Hunger in African countries highlights some of the Third World obstacles that biotechnology can't solve: farm policy, natural disasters, poor food distribution and war.

"The answer is not a technological fix," said Bay Area activist Anuradha Mittal, whose Oakland Institute works with African countries to resist biotech food. "Where farmers' rights to seeds, to water and land are under threat, you will not see an end to hunger."

Despite unfulfilled expectations abroad, the biotech industry is gaining support in statehouses across the United States, according to a second study released Monday by the Pew Initiative on Food and Biotechnology.

It shows states trying to bolster high-tech businesses, but also highlights some of the conflicts generated by the widespread adoption of biotech crops. Among the chief concerns is keeping biotech products separate from conventional and organic products.

"The technology still is creating a lot of conflict on the ground, and the states end up being really the front battle lines," said Michael Rodemeyer, executive director of the Pew initiative.

The studies come on the heels of a major announcement last week by Monsanto that it has shelved herbicide-tolerant wheat, a move that signaled tepid demand for the product.

Consumer hesitance is due in part to uncertainty about the long-term health and environmental effects of crops that scientists have engineered.

Some people also are concerned that five or six multinational companies could control the food supply through patents and high fees for buying biotech seeds or licensing the technology.

The United Nation's analysis of the first decade of biotech crops addressed many concerns, concluding, for example, that there are no known health risks from existing products.

"There is less scientific agreement on the environmental impacts," FAO Director-General Jacques Diouf said in a statement. "Careful monitoring of the post-release effects of these products is essential."

The FAO focused on opportunities for biotechnology to help rescue the world's 842 million chronically hungry people. It criticized the lack of progress in delivering the benefits of genetic engineering outside of corn, soybeans, canola and cotton.

"Only a few countries are benefiting so far," the FAO said. "A great deal needs to be done."

Prabhu Pingali, director of the FAO's Agricultural and Development Economics Division, was among the key figures in developing Monday's report. His team was advised by experts from the United States, Chile, India, the Ivory Coast and other countries.

Pingali said the reasons for the slow spread of biotech to Third World countries include roadblocks caused by companies owning intellectual property rights and decreasing public spending on agricultural research.

He urged the private and public sectors to work together. "Without that partnership, it would not be possible to get the technology to poor farmers," he said from his New York office.

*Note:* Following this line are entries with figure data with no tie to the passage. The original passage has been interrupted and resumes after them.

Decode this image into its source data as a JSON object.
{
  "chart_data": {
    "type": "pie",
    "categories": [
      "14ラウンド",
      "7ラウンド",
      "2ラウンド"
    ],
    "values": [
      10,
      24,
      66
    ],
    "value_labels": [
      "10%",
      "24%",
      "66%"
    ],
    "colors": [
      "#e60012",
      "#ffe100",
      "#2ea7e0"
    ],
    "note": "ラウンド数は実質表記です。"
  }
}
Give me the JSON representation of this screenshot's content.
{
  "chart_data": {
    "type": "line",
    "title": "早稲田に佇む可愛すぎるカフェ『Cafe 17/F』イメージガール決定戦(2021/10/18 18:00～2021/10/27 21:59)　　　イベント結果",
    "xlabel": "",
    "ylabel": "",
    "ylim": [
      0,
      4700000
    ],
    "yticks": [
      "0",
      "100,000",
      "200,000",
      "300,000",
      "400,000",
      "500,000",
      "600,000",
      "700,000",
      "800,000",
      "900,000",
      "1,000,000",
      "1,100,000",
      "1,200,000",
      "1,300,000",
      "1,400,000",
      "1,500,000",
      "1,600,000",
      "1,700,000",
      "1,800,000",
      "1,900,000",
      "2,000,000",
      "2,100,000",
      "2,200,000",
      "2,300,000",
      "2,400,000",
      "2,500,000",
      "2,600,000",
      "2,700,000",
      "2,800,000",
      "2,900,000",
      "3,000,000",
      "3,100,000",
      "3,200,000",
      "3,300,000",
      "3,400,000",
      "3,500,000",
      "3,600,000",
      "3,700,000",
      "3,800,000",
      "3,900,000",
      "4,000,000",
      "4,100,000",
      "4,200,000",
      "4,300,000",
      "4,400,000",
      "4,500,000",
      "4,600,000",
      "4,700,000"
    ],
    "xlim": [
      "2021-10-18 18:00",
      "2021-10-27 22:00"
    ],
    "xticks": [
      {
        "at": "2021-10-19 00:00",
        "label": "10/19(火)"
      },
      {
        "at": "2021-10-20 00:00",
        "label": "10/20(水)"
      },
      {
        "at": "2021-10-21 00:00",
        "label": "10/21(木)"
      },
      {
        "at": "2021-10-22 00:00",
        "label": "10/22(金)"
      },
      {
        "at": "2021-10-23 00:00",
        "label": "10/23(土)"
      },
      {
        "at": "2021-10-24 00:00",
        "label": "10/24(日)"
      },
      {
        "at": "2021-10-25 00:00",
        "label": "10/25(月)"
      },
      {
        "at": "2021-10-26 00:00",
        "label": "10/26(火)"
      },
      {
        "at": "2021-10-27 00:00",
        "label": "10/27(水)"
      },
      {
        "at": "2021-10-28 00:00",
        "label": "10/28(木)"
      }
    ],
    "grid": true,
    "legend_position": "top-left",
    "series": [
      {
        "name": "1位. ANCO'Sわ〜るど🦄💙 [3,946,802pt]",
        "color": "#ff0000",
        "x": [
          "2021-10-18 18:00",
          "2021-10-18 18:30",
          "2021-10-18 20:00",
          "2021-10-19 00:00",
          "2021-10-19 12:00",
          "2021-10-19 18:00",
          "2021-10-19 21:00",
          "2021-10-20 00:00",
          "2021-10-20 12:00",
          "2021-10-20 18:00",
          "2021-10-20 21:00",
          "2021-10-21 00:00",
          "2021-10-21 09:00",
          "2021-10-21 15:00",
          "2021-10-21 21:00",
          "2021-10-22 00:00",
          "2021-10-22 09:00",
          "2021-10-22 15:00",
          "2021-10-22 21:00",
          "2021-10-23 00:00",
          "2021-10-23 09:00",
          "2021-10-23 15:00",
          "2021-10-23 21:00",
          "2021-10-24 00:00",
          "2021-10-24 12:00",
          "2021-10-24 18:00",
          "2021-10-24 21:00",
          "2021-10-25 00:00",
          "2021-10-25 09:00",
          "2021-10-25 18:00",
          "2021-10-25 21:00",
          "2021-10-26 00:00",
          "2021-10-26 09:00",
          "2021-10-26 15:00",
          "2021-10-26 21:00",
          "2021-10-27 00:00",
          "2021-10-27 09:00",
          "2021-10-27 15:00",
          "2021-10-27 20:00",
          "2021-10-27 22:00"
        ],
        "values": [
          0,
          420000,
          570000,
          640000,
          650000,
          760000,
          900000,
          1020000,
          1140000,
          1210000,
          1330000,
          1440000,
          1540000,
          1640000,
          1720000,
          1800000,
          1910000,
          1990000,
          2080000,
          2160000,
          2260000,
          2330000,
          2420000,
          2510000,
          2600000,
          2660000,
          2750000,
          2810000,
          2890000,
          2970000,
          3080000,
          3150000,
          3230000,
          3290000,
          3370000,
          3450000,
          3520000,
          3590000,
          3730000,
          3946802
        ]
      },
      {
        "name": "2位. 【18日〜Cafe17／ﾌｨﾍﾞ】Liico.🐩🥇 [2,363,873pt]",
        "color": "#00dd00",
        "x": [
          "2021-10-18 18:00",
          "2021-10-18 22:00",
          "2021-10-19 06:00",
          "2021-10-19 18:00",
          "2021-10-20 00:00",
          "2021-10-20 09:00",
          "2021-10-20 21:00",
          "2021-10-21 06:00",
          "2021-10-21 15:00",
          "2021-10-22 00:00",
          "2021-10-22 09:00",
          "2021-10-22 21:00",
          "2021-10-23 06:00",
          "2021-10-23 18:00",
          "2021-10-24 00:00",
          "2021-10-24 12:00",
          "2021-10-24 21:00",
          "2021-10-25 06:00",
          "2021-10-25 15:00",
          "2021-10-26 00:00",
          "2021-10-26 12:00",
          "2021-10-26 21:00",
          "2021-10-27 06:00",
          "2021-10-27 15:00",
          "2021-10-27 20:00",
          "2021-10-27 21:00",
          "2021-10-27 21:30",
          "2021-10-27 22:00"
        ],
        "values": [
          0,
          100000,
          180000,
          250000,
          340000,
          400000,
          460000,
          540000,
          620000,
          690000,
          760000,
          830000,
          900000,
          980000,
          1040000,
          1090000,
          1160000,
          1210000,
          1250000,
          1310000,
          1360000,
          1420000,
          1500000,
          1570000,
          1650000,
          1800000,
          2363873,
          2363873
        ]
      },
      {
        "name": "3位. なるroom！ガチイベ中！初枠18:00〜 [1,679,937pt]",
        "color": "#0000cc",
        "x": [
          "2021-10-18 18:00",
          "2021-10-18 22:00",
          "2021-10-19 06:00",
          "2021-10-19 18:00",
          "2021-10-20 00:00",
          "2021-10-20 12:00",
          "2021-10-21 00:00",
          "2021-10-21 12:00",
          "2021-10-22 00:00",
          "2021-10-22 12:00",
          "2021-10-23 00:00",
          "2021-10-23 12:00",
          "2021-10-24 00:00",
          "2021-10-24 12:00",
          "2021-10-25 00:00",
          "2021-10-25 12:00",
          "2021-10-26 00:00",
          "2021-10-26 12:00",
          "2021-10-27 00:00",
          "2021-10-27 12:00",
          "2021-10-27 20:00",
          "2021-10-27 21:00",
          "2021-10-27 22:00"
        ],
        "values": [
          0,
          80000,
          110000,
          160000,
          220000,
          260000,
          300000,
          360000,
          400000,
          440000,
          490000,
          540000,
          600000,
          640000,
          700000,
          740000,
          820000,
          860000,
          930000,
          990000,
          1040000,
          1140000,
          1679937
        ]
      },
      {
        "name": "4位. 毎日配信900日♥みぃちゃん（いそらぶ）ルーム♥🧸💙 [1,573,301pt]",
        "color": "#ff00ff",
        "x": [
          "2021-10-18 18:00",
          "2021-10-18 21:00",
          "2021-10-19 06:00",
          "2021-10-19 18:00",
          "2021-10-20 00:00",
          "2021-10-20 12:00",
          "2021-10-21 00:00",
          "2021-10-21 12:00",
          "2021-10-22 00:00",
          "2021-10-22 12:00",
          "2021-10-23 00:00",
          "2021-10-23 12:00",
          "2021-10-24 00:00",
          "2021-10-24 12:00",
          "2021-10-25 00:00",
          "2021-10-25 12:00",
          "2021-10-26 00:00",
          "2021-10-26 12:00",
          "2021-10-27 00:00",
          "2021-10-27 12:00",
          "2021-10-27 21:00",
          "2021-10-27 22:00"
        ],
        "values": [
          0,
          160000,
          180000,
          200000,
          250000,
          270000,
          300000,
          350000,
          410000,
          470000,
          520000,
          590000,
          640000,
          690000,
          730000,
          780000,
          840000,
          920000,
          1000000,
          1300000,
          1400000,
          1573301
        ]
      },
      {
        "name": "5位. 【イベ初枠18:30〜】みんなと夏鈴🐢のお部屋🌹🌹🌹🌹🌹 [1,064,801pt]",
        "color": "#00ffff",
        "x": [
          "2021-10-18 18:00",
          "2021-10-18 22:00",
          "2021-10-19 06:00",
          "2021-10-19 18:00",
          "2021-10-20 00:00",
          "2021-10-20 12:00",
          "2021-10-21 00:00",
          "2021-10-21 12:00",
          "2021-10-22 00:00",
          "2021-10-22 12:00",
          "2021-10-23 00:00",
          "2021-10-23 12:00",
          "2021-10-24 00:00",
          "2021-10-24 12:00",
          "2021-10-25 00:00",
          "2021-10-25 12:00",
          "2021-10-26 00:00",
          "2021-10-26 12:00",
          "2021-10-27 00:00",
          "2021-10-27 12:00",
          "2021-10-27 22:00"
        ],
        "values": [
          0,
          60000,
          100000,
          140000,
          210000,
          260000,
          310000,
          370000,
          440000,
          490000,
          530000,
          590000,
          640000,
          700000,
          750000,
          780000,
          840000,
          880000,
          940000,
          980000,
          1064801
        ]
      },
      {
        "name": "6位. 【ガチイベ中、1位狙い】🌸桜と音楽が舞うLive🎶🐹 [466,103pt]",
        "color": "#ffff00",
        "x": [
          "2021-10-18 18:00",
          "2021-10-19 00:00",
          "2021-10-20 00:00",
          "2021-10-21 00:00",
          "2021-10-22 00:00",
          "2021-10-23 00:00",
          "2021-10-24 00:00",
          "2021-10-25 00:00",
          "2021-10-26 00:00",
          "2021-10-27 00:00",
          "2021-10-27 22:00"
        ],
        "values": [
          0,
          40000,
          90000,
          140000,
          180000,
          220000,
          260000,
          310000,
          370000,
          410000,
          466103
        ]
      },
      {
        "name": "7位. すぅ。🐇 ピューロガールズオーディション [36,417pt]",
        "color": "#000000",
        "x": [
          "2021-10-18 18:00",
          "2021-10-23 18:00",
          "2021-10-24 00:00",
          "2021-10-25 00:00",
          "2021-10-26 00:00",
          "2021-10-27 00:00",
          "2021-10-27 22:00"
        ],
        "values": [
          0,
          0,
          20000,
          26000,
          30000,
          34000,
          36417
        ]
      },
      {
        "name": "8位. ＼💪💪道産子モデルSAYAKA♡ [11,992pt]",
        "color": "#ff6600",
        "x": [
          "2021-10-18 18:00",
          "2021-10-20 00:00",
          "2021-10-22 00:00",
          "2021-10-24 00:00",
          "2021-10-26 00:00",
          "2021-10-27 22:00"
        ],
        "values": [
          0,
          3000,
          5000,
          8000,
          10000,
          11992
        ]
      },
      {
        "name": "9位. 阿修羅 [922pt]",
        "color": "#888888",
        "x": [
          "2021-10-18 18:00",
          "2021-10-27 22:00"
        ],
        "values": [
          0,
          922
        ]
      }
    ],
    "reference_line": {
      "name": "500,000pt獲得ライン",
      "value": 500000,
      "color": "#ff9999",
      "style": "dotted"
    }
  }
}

The University of California, Davis, is leading a nascent nationwide effort to export biotech benefits abroad. It's unlikely the world's poorest farmers would have the money to buy biotech seeds, which adds pressure to an underfunded public research system to freely distribute its work.

The university effort could take years to deliver, given the host of scientific, legal and regulatory issues that complicate the spread of biotech crops.

"None of this is easy," said Martina Newell-McGloughlin, director of UC Davis' biotech program. "All of us can see ... the need. It's just a matter of getting there."

Chris Novak, a spokesman for Switzerland-based Syngenta, called the FAO report an important acknowledgment of biotech's role in decreasing hunger. Like most big biotech companies, Syngenta donates research and intellectual property to humanitarian projects.

"Certainly, there is a need to do more and to look for those opportunities where our technology can play a role in the developing world," Novak said.